Their reactions were completely different. Finn blanched, gripping the table and leaning forward. Griff stiffened, his mask slamming into place.

“Violet asked him to do something. And he said he’d take care of it.” I looked back and forth between them. “Any idea what it was?”

Finn stared at Griff, who was staring down at the table. It was my turn to touch his leg under the table, silently telling him I was there.

“No,” Finn said finally. “He never spoke of her.”

Griff still didn’t say a word, but covered my hand where it rested on his thigh with his own and squeezed tightly. I let it go—we had enough to figure out for now.

Hours later, it was truly the middle of the night, and we were still discussing it, nowhere near closer to figuring anything out.

“If we go with your theory that these spacings are there for a reason, then what new lines slot in here?” Finn was asking.

“And does it even truly matter?” Griff added.

“It all has to do with Starfire, I can feel it,” I said, pointing out all the places the blanks appeared.

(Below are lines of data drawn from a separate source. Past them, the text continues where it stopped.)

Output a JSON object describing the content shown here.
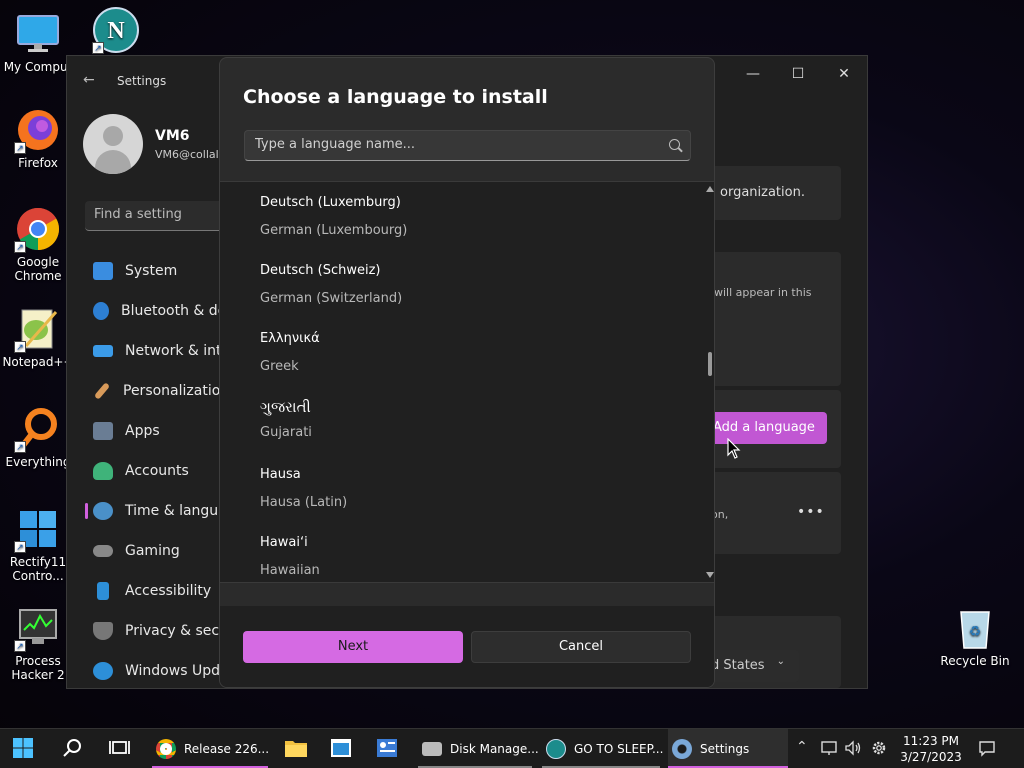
{
  "desktop": {
    "icons": [
      {
        "label": "My Comput",
        "icon": "monitor-icon"
      },
      {
        "label": "",
        "icon": "netscape-icon"
      },
      {
        "label": "Firefox",
        "icon": "firefox-icon"
      },
      {
        "label": "Google Chrome",
        "icon": "chrome-icon"
      },
      {
        "label": "Notepad++",
        "icon": "notepadpp-icon"
      },
      {
        "label": "Everything",
        "icon": "everything-icon"
      },
      {
        "label": "Rectify11 Contro...",
        "icon": "rectify11-icon"
      },
      {
        "label": "Process Hacker 2",
        "icon": "process-hacker-icon"
      },
      {
        "label": "Recycle Bin",
        "icon": "recycle-bin-icon"
      }
    ]
  },
  "settings": {
    "title": "Settings",
    "user_name": "VM6",
    "user_email": "VM6@collal",
    "search_placeholder": "Find a setting",
    "nav": [
      {
        "label": "System",
        "color": "#3a8de0"
      },
      {
        "label": "Bluetooth & de",
        "color": "#2d7fd3"
      },
      {
        "label": "Network & inte",
        "color": "#3b9be8"
      },
      {
        "label": "Personalization",
        "color": "#d89a5a"
      },
      {
        "label": "Apps",
        "color": "#6a7d94"
      },
      {
        "label": "Accounts",
        "color": "#3fb37a"
      },
      {
        "label": "Time & langua",
        "color": "#4a90c8"
      },
      {
        "label": "Gaming",
        "color": "#888888"
      },
      {
        "label": "Accessibility",
        "color": "#2d8fd8"
      },
      {
        "label": "Privacy & secu",
        "color": "#777777"
      },
      {
        "label": "Windows Upda",
        "color": "#2d8fd8"
      }
    ],
    "right_text_org": "organization.",
    "right_text_appear": "will appear in this",
    "add_language_label": "Add a language",
    "right_text_on": "on,",
    "region_value": "d States"
  },
  "dialog": {
    "title": "Choose a language to install",
    "search_placeholder": "Type a language name...",
    "languages": [
      {
        "native": "Deutsch (Luxemburg)",
        "english": "German (Luxembourg)"
      },
      {
        "native": "Deutsch (Schweiz)",
        "english": "German (Switzerland)"
      },
      {
        "native": "Ελληνικά",
        "english": "Greek"
      },
      {
        "native": "ગુજરાતી",
        "english": "Gujarati"
      },
      {
        "native": "Hausa",
        "english": "Hausa (Latin)"
      },
      {
        "native": "Hawaiʻi",
        "english": "Hawaiian"
      }
    ],
    "next_label": "Next",
    "cancel_label": "Cancel"
  },
  "taskbar": {
    "apps": [
      {
        "label": "Release 226...",
        "icon": "chrome-icon"
      },
      {
        "label": "Disk Manage...",
        "icon": "disk-management-icon"
      },
      {
        "label": "GO TO SLEEP...",
        "icon": "netscape-icon"
      },
      {
        "label": "Settings",
        "icon": "gear-icon"
      }
    ],
    "time": "11:23 PM",
    "date": "3/27/2023",
    "accent": "#d160de"
  }
}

“Then let’s look at that.” Griff bent closer to look at the page with me, his breath tickling my cheek. “‘Pull the Starfire the earth has mined.’ Could it be some latent power from the universe itself, deep within the earth?”

We all stared at him.

“What? I grew up with him.” He looked pointedly at Finn, even as he shifted in his chair to press his knee against mine. “I learned some things.”

“Interesting thought.” Finn started musing on some theory or philosophy about the universe and power and balance. He went deep pretty quickly and lost me.

Griff’s arm was draped along my chair. With Finn’s attention focused elsewhere, he began to play with my braid.

“Stop that. He’s going to notice.”

“Doubtful. He’s talking about some arcane history thing. Besides, you dragged us out here and now we’ve spent all night in a fucking library instead of curled up in bed. I need to touch you.”

I conveyed my scoff mentally. “You’re making it sound like you’re deprived. You can go one night without me.”

“Doesn’t mean I like it.” He started massaging the nape of my neck. “When it comes to you, I can’t help it. I’ll always want you. Even when I’ve just spent myself and I’m still inside you, I want you again.”

I fought the rising blush and the need to move closer to him. “Now he’s really going to notice.”

“I still doubt it. But if you keep blushing like that, he may get curious about what you’re thinking.”

His finger traced the shell of my ear before trailing down my neck to toy with my neckline, leaving warmth every place he touched. I bit off an audible moan, but let it go through the bond.

Griff stood abruptly, cutting Finn off mid-sentence. “It’s late. Or early, depending on how you look at it. I suggest we all go get a few hours of sleep and pick back up in the morning. Later in the morning.” I might have been the only one who heard his emphasis on the word later.

“Go, go.” Finn waved a hand at us, not even bothering to look in our direction as he moved to the stacks, excitedly reading titles and running his fingers down the spines of books.

Griff waited until we left the library before grabbing my arm and tugging me to our room. We barely made it back before he had shoved my pants aside and claimed me.

Afterward, we both fell into the deep sleep that only came from being thoroughly loved.